For quite some time, I have been working on ways to relieve some stress in my life and quell the anxiety that has rattled me since being laid off. I don’t like not having a plan. I don’t like not knowing what’s going to happen with the bills. I’m the kind of person that needs to have a plan and a back up plan and it seems that all that has gone out the window.

Recently, I blogged about an accident that totaled my car. And without a job and bills piling up, the stress was beginning to suffocate me.

Then, a temporary job came along. And just like all the other times that we were almost in trouble, something came along to help. Maybe not solve the problem entirely, but enough to get us through to the next moment.
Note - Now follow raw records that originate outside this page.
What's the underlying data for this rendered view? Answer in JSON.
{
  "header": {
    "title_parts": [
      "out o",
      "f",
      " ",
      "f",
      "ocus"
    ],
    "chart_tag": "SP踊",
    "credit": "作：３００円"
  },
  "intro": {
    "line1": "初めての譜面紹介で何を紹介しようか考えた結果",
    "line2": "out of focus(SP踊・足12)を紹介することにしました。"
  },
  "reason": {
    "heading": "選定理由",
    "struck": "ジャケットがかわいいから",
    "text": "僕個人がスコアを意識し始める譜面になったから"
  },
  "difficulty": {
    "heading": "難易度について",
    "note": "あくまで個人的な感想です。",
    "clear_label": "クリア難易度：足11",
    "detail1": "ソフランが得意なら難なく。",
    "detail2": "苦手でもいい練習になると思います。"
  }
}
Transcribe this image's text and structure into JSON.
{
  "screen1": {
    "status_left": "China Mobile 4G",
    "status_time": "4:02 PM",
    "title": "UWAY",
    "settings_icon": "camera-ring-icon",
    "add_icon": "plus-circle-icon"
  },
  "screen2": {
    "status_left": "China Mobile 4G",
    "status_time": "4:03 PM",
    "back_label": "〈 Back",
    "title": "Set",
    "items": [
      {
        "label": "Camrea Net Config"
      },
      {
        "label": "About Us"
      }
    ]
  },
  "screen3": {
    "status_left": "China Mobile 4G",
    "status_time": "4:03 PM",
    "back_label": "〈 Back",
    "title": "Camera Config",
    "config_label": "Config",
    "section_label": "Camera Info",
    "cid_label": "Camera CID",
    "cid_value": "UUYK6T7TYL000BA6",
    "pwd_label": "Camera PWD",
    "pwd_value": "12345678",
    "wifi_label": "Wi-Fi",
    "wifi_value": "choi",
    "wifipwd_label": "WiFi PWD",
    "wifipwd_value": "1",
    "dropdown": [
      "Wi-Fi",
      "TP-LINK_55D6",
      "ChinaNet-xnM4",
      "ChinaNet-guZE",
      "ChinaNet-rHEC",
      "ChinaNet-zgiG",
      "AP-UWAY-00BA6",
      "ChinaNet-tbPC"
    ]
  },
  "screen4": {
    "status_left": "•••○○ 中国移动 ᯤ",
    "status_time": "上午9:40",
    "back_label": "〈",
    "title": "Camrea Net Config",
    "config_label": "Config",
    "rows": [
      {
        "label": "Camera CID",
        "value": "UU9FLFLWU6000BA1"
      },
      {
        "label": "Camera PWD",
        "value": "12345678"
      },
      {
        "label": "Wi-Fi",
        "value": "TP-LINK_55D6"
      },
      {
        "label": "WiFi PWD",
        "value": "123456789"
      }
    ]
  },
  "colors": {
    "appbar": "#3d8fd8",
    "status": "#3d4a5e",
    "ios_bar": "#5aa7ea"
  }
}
In all this chaos, I’m starting to feel a strange calm under the worry. The kind of calm that tells me that even though things aren’t how I planned, things will work out. It will get better. It’s been a long time since that feeling has surfaced. I’m wondering if I can keep it around.

When I was a teenager, I loved not knowing what would come next. I loved not having a plan and making last minute decisions. Worry never crossed my mind when I didn’t have enough money to fill up my gas tank. I don’t ever expect to get back to that feeling, but I would like to remind myself that the worrying is pointless. It only hinders the attempt to achieve a goal.

We do what we can do. We try our best. We may not always get the turnout we are looking for, but we keep moving and we keep working. Everything is temporary. Everything is always changing. If you let worrying slow you down, you’ll never get where you’re going.